Moody's reaffirms Canada's triple-A rating

Bond rating agency Moody's Investor Services is renewing Canada's debt rating at triple-A, the highest possible.
Moody's cited deficit-cutting efforts by the federal and provincial governments for reaffirming Canada's top, triple-A debt rating. (Sean Kilpatrick/Canadian Press)

Bond rating agency Moody's Investor Services is maintaining Canada's debt rating at triple-A, the highest possible.

The firm said Thursday the AAA rating was warranted, citing among other things, the country's "high degree of economic resiliency" and deficit-cutting efforts by the federal and provincial governments.

It based its assumption about resiliency on Canada's "high per capita income, the large scale of the economy and its diversity, including natural resource industries and a competitive manufacturing sector, as well as a well-developed and well-regulated financial market."

Moody's said there are risks posed by Canada's housing market — where many mortgages are insured by the federal Canada Mortgage and Housing Corporation —  and Quebec's sovereignty issues, but it rated those as low.

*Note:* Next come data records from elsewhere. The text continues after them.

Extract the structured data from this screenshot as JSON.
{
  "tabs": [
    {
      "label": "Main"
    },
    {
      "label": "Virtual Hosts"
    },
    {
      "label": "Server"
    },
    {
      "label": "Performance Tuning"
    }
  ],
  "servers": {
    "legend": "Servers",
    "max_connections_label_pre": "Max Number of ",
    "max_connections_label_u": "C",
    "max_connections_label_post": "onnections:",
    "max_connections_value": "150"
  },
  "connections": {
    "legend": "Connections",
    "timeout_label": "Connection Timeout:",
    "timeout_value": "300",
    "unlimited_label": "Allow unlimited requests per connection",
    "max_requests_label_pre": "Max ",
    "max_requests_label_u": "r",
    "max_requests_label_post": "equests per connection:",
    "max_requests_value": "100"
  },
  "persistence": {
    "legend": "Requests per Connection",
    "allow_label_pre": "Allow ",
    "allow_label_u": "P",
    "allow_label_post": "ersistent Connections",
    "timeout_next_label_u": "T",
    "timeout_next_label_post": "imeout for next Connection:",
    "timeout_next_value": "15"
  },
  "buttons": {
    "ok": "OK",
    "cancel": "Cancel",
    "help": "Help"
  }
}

Moody's considered a major downturn of the housing market unlikely and, even in an extreme case, Ottawa's extra costs would be relatively small.

Similarly, Quebec's sovereignty movement doesn't seem to pose a significant risk since the issue doesn't appear high on the political agenda.

Some market watchers have warned that the U.S. is in danger of losing its triple-A rating, especially if the current debt ceiling talks fail to make a significant dent in the deficit.